Open source or free data sets of location information are few and far between. Based on limited availability, I created my own data sets for two of the four map projections I used in my final project deliverable.
I used the Random IP Address Generator to create a list of 10 random IP addresses.
I used the IP Locator to identify the city, state, and countries the IP addresses came from. I also identified the lattitude and longitude.
I created a table with the IP addresses, location, lattitude, and longitute. The examples above do not show the exact data I used to create my map.
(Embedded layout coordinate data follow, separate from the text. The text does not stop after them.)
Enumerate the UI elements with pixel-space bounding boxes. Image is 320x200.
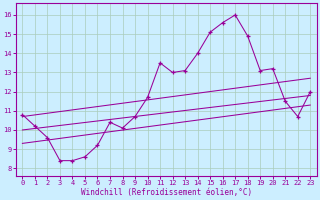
X-axis label: Windchill (Refroidissement éolien,°C): Windchill (Refroidissement éolien,°C) xyxy=(81,188,252,197)
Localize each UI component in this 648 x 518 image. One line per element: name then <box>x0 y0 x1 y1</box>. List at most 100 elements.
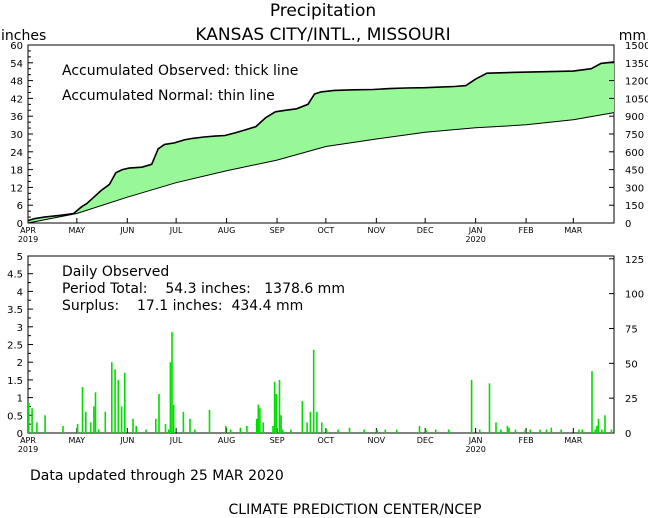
daily-bar <box>316 411 318 433</box>
daily-y-tick-label: 0 <box>17 429 23 440</box>
daily-bar <box>376 429 378 433</box>
daily-bar <box>93 406 95 433</box>
accum-y-tick-label: 6 <box>17 201 23 212</box>
accum-y-tick-label: 42 <box>10 94 23 105</box>
daily-bar <box>596 425 598 433</box>
daily-bar <box>550 427 553 433</box>
daily-bar <box>62 425 64 433</box>
accum-x-tick-label: JUL <box>169 226 183 235</box>
daily-bar <box>189 418 191 433</box>
daily-bar <box>434 429 437 433</box>
credit: CLIMATE PREDICTION CENTER/NCEP <box>229 502 482 518</box>
chart-title: Precipitation <box>270 1 376 21</box>
daily-y2-tick-label: 75 <box>625 324 638 335</box>
daily-bar <box>155 418 157 433</box>
daily-bar <box>229 429 232 433</box>
accum-x-tick-label: APR <box>20 226 36 235</box>
accum-y2-tick-label: 1350 <box>625 59 648 70</box>
period-total: Period Total: 54.3 inches: 1378.6 mm <box>62 281 345 297</box>
accum-x-tick-label: NOV <box>368 226 386 235</box>
surplus-area <box>28 61 614 224</box>
daily-bar <box>168 429 170 433</box>
daily-x-tick-label: MAY <box>69 436 86 445</box>
daily-bar <box>85 411 87 433</box>
right-unit-label: mm <box>619 28 646 44</box>
daily-bar <box>591 371 593 433</box>
accum-y2-tick-label: 450 <box>625 166 644 177</box>
daily-bar <box>325 429 328 433</box>
daily-title: Daily Observed <box>62 264 169 280</box>
accum-y-tick-label: 36 <box>10 112 23 123</box>
daily-bar <box>120 406 123 433</box>
accum-y-tick-label: 12 <box>10 183 23 194</box>
daily-y2-tick-label: 50 <box>625 359 638 370</box>
daily-bar <box>384 429 387 433</box>
accum-x-tick-label: FEB <box>519 226 534 235</box>
daily-bar <box>44 415 46 433</box>
daily-bar <box>164 424 167 433</box>
left-unit-label: inches <box>1 28 46 44</box>
observed-line <box>27 61 615 222</box>
daily-bar <box>182 411 185 433</box>
daily-y-tick-label: 2 <box>17 358 23 369</box>
daily-bar <box>114 369 116 433</box>
daily-bar <box>321 422 323 433</box>
surplus: Surplus: 17.1 inches: 434.4 mm <box>62 298 303 314</box>
daily-bar <box>31 408 33 433</box>
daily-bar <box>529 429 531 433</box>
station-name: KANSAS CITY/INTL., MISSOURI <box>195 25 450 45</box>
accum-x-tick-label: DEC <box>417 226 434 235</box>
daily-y-tick-label: 4.5 <box>7 270 23 281</box>
daily-bar <box>111 362 113 433</box>
daily-bar <box>275 394 277 433</box>
daily-bar <box>158 394 160 433</box>
daily-bar <box>470 379 473 433</box>
daily-x-tick-label: SEP <box>270 436 285 445</box>
update-note: Data updated through 25 MAR 2020 <box>30 468 284 484</box>
daily-bar <box>545 429 548 433</box>
daily-bar <box>117 379 120 433</box>
daily-y2-tick-label: 125 <box>625 255 644 266</box>
daily-bar <box>273 381 276 433</box>
daily-bar <box>610 429 613 433</box>
daily-bar <box>560 429 562 433</box>
accum-x-tick-label: MAR <box>564 226 582 235</box>
daily-bar <box>594 429 597 433</box>
daily-bar <box>169 362 172 433</box>
daily-bar <box>597 418 600 433</box>
accum-y2-tick-label: 900 <box>625 112 644 123</box>
accum-x-tick-label: OCT <box>317 226 334 235</box>
daily-x-tick-label: AUG <box>218 436 236 445</box>
daily-bar <box>239 427 242 433</box>
daily-bar <box>257 404 260 433</box>
daily-bar <box>524 429 527 433</box>
accum-y2-tick-label: 1200 <box>625 77 648 88</box>
daily-bar <box>135 425 137 433</box>
daily-bar <box>478 429 481 433</box>
accum-year-label: 2019 <box>18 235 38 244</box>
daily-year-label: 2019 <box>18 445 38 454</box>
accum-y-tick-label: 18 <box>10 166 23 177</box>
daily-x-tick-label: APR <box>20 436 36 445</box>
daily-bar <box>514 429 517 433</box>
daily-x-tick-label: FEB <box>519 436 534 445</box>
daily-bar <box>581 429 583 433</box>
accum-y2-tick-label: 1500 <box>625 41 648 52</box>
accum-x-tick-label: SEP <box>270 226 285 235</box>
daily-bar <box>578 429 580 433</box>
daily-bar <box>488 383 491 433</box>
accum-y2-tick-label: 0 <box>625 219 631 230</box>
daily-bar <box>262 422 264 433</box>
daily-bar <box>348 427 351 433</box>
daily-bar <box>104 411 107 433</box>
daily-bar <box>145 429 147 433</box>
daily-y2-tick-label: 0 <box>625 429 631 440</box>
daily-bar <box>280 415 282 433</box>
daily-bar <box>225 425 227 433</box>
daily-bar <box>495 422 497 433</box>
accum-y2-tick-label: 1050 <box>625 94 648 105</box>
daily-bar <box>418 425 421 433</box>
daily-y-tick-label: 5 <box>17 252 23 263</box>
Here is the completed data set:
IP Address | Location | Latitude | Longitude | |
---|---|---|---|---|
139.80.237.224 | Dunedin, Otago, New Zealand | -45.8784 | 170.5201 | |
154.27.233.254 | Dowagiac, Michigan, United States | 41.9943 | -86.1159 | |
53.16.13.69 | Stuttgart, Baden-Württemberg, Germany | 48.7863 | 9.2381 | |
29.127.142.230 | Whitehall, Ohio, United States | 39.9747 | -82.8947 | |
62.237.150.253 | Rauma, Satakunta, Finland | 61.1309 | 21.5059 | |
48.246.27.7 | Newark, New Jersey, United States | 40.7369 | -74.172 | |
97.168.74.232 | New York, New York, United States | 40.7128 | -74.006 | |
208.66.77.249 | Woodbury, Connecticut, United States | 41.5511 | -73.2153 | |
215.130.235.139 | Whitehall, Ohio, United States | 39.9747 | -82.8947 | |
110.65.254.8 | Chongshan, Hainan, China | 18.7771 | 109.52 |
I used the above data set to simulate coarse location information collected by Zoom, which only collects and saves IP address location information.
This data was then visualized in a Dashboard using ArcGIS Insights.